De acordo com a mídia, o tratamento diferenciado dado aos ataques de Israel em relação à operação militar da Rússia na Ucrânia mostra "duplo padrão" e "hipocrisia", produzidos pelas grandes potências.
Apesar de algumas lideranças terem mudado um pouco seu tom e sua posição com a escalada feroz da investida israelense, a reação, vista da perspectiva do Sul Global, foi tardia e muito insuficiente, destaca o jornal espanhol.
Para o professor do curso de relações internacionais da Fundação Getulio Vargas (FGV), Oliver Stuenkel, "[…] a hesitação inicial em criticar o sofrimento infligido aos civis palestinianos, que rapidamente pareceu enorme, estimulou no Sul Global um sentimento de hipocrisia pelo Ocidente".
"Há uma percepção [no Sul Global] de que não se aplica o direito internacional de forma universal, mas sim seletiva", afirmou o professor.
Já para o especialista superior em Oriente Médio, direito internacional e conflitos armados, Hugh Lovatt, "há dois pesos e duas medidas".
"Há uma percepção de dois pesos e duas medidas em relação a Gaza agora, mas também uma percepção geral […] no que diz respeito a todo o conflito israelo-palestino. Na minha opinião, essas percepções são amplamente fundamentadas e amplificadas pela comparação à resposta da Europa à guerra russa na Ucrânia", disse Lovatt.
A magnitude da destruição causada pelos bombardeamentos israelenses e o bloqueio indiscriminado do abastecimento de água, eletricidade, alimentos e medicamentos compõem um quadro com sinais criminosos, segundo muitos especialistas. Existem também muitos elementos para considerar ilegal a ocupação israelense da Palestina, escreve a mídia.
"Os europeus têm razão em denunciar as ações da Rússia na Ucrânia. Contudo, quando vemos cenas semelhantes em termos de sofrimento civil em Gaza e a reação não é a mesma, alimenta a percepção de duplicidade de critérios e enfraquece a Europa, que se define como defensora de certos valores, e que muitas vezes tem dado a impressão de dar lições a outros nesta matéria, mas que depois nem sempre parece coerente", acrescentou Hugh Lovatt.
Ao mesmo tempo, Stuenkel recorda que "uma parte considerável dos líderes e eleitores do Sul Global veem a guerra em Gaza através do prisma da lógica dos colonizadores versus os colonizados".
"Seria um exagero considerar que o sentimento anticolonial é decisivo na definição das estratégias desses países, mas é sem dúvida um dos elementos através dos quais constroem a sua visão de mundo", analisou.
Duas semanas após o conflito no Oriente Médio estourar, o Financial Times publicou uma matéria afirmando que algumas autoridades da União Europeia (UE) temiam que o forte apoio do bloco — marcado na visita da presidente da Comissão Europeia, Ursula von der Leyen, a Israel logo no começo da guerra — faria a Europa pagar o preço no Sul Global por apoio à "limpeza étnica" na Faixa de Gaza, conforme noticiado.
As críticas sobre a posição em relação a Israel minam a capacidade dos Estados Unidos e da UE de projetarem seus valores e interesses nos países emergentes e em desenvolvimento, ressalta o jornal.
Lovatt também sublinha que os governos europeus têm sido lentos em perceber que o mundo mudou e caminha para uma visão multipolar, distanciando-se da hegemonia.
"O mundo está se afastando da situação de hegemonia dos EUA e caminhando para um panorama multipolar.
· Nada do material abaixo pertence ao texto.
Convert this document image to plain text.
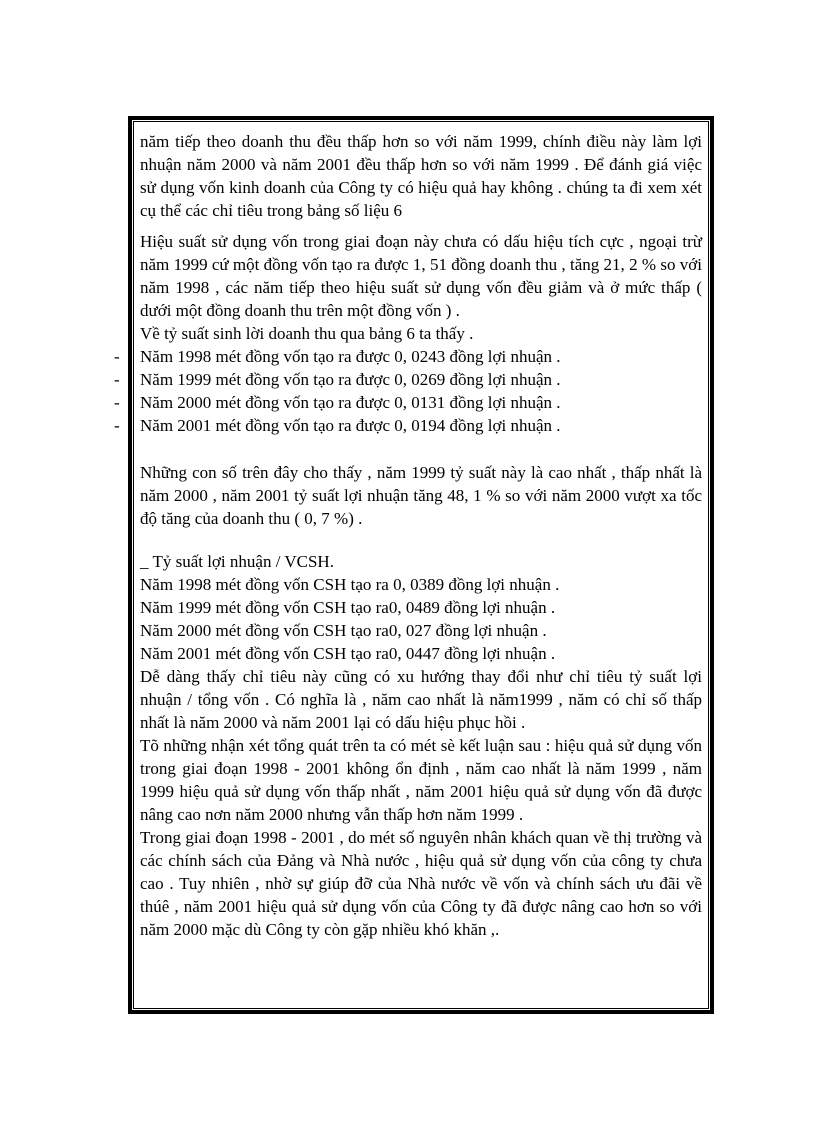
năm tiếp theo doanh thu đều thấp hơn so với năm 1999, chính điều này làm lợi nhuận năm 2000 và năm 2001 đều thấp hơn so với năm 1999 . Để đánh giá việc sử dụng vốn kinh doanh của Công ty có hiệu quả hay không . chúng ta đi xem xét cụ thể các chỉ tiêu trong bảng số liệu 6

Hiệu suất sử dụng vốn trong giai đoạn này chưa có dấu hiệu tích cực , ngoại trừ năm 1999 cứ một đồng vốn tạo ra được 1, 51 đồng doanh thu , tăng 21, 2 % so với năm 1998 , các năm tiếp theo hiệu suất sử dụng vốn đều giảm và ở mức thấp ( dưới một đồng doanh thu trên một đồng vốn ) .

Về tỷ suất sinh lời doanh thu qua bảng 6 ta thấy .

- Năm 1998 mét đồng vốn tạo ra được 0, 0243 đồng lợi nhuận .

- Năm 1999 mét đồng vốn tạo ra được 0, 0269 đồng lợi nhuận .

- Năm 2000 mét đồng vốn tạo ra được 0, 0131 đồng lợi nhuận .

- Năm 2001 mét đồng vốn tạo ra được 0, 0194 đồng lợi nhuận .

Những con số trên đây cho thấy , năm 1999 tỷ suất này là cao nhất , thấp nhất là năm 2000 , năm 2001 tỷ suất lợi nhuận tăng 48, 1 % so với năm 2000 vượt xa tốc độ tăng của doanh thu ( 0, 7 %) .

_ Tỷ suất lợi nhuận / VCSH.

Năm 1998 mét đồng vốn CSH tạo ra 0, 0389 đồng lợi nhuận .

Năm 1999 mét đồng vốn CSH tạo ra0, 0489 đồng lợi nhuận .

Năm 2000 mét đồng vốn CSH tạo ra0, 027 đồng lợi nhuận .

Năm 2001 mét đồng vốn CSH tạo ra0, 0447 đồng lợi nhuận .

Dễ dàng thấy chỉ tiêu này cũng có xu hướng thay đổi như chỉ tiêu tỷ suất lợi nhuận / tổng vốn . Có nghĩa là , năm cao nhất là năm1999 , năm có chỉ số thấp nhất là năm 2000 và năm 2001 lại có dấu hiệu phục hồi .

Tõ những nhận xét tổng quát trên ta có mét sè kết luận sau : hiệu quả sử dụng vốn trong giai đoạn 1998 - 2001 không ổn định , năm cao nhất là năm 1999 , năm 1999 hiệu quả sử dụng vốn thấp nhất , năm 2001 hiệu quả sử dụng vốn đã được nâng cao nơn năm 2000 nhưng vẫn thấp hơn năm 1999 .

Trong giai đoạn 1998 - 2001 , do mét số nguyên nhân khách quan về thị trường và các chính sách của Đảng và Nhà nước , hiệu quả sử dụng vốn của công ty chưa cao . Tuy nhiên , nhờ sự giúp đỡ của Nhà nước về vốn và chính sách ưu đãi về thúê , năm 2001 hiệu quả sử dụng vốn của Công ty đã được nâng cao hơn so với năm 2000 mặc dù Công ty còn gặp nhiều khó khăn ,.
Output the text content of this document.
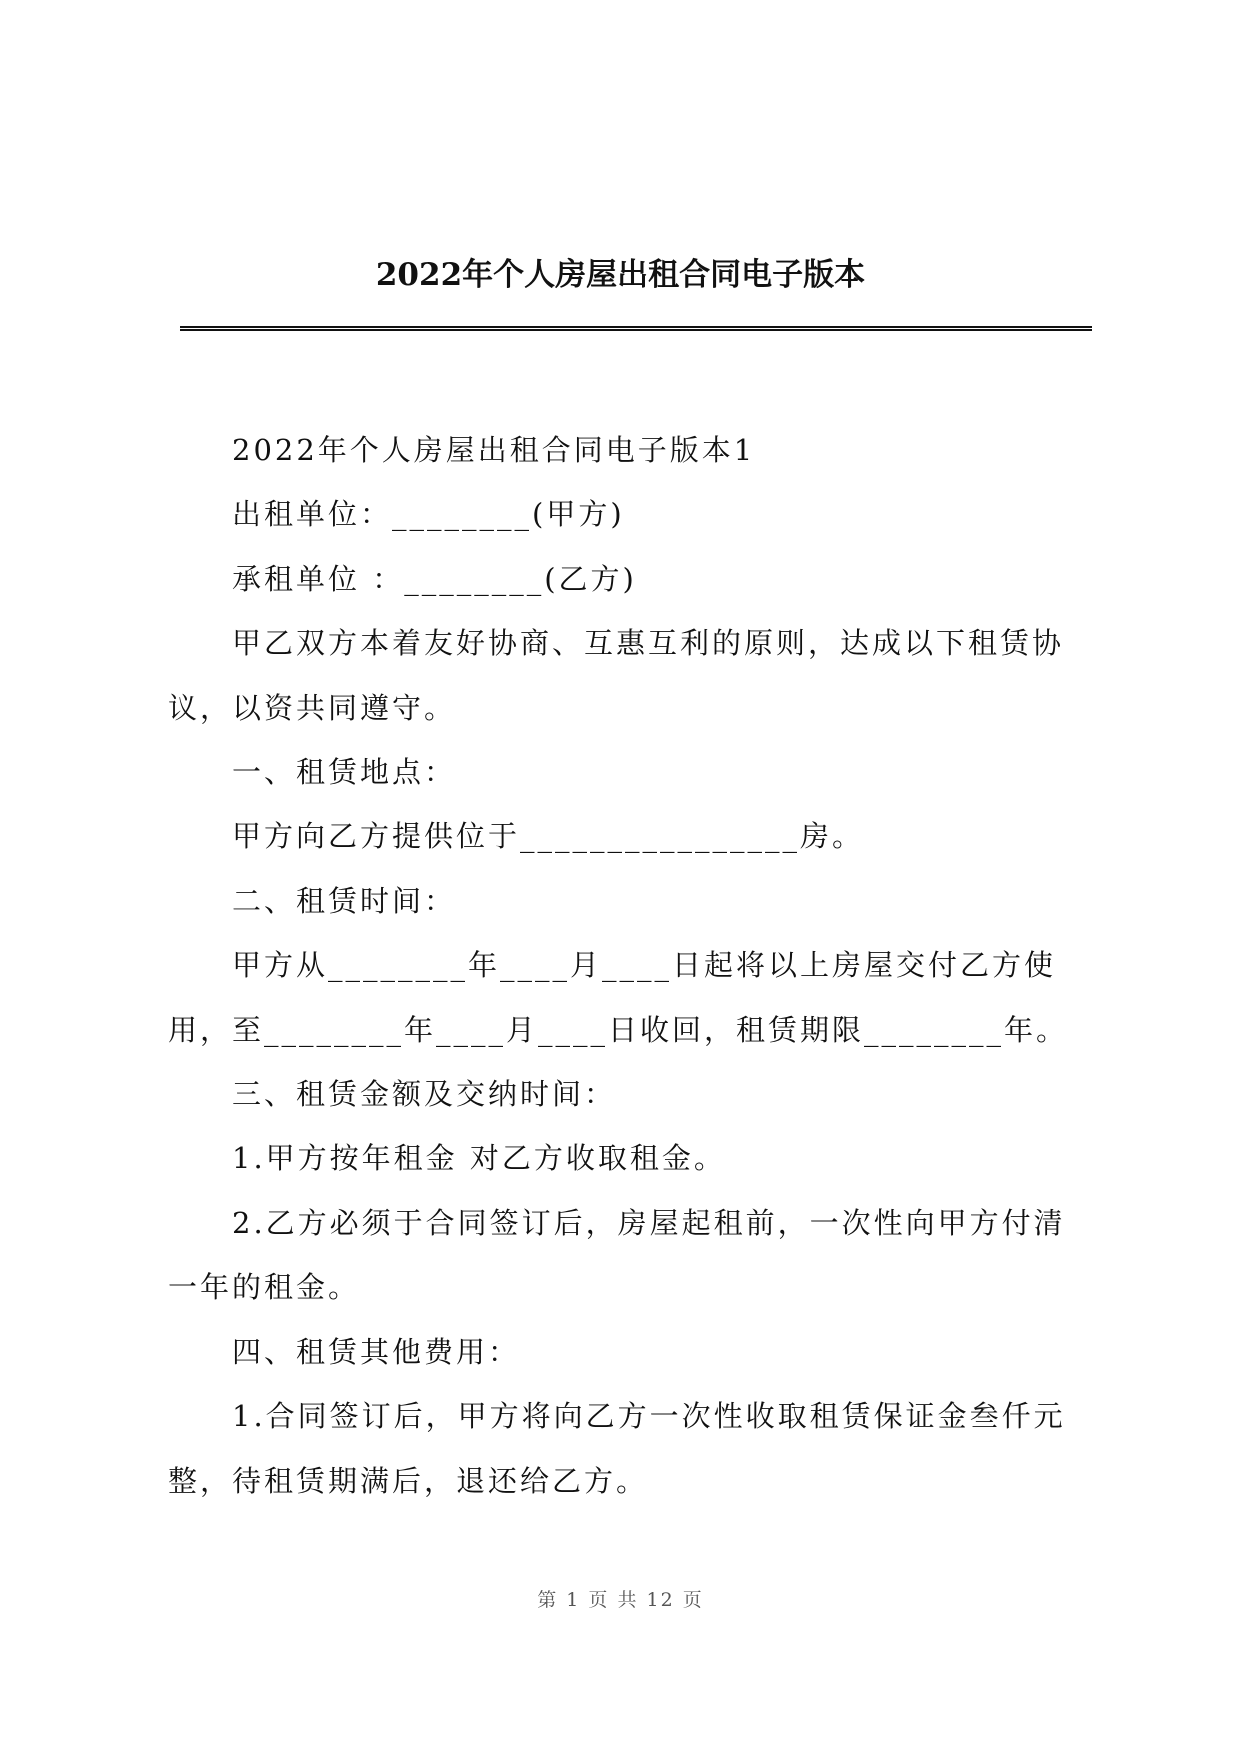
2022年个人房屋出租合同电子版本

2022年个人房屋出租合同电子版本1

出租单位：________(甲方)

承租单位 ：________(乙方)

甲乙双方本着友好协商、互惠互利的原则，达成以下租赁协议，以资共同遵守。

一、租赁地点：

甲方向乙方提供位于________________房。

二、租赁时间：

甲方从________年____月____日起将以上房屋交付乙方使用，至________年____月____日收回，租赁期限________年。

三、租赁金额及交纳时间：

1.甲方按年租金 对乙方收取租金。

2.乙方必须于合同签订后，房屋起租前，一次性向甲方付清一年的租金。

四、租赁其他费用：

1.合同签订后，甲方将向乙方一次性收取租赁保证金叁仟元整，待租赁期满后，退还给乙方。

第 1 页 共 12 页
Isso é especialmente verdadeiro no Oriente Médio e no norte da África. Os governos europeus têm sido lentos na adaptação a essa realidade em mudança. A divisão, a busca persistente do interesse nacional, em vez de agir coletivamente, é a chave. Os intervenientes regionais têm sido mais rápidos ao explorar a nova situação", complementou Lovatt.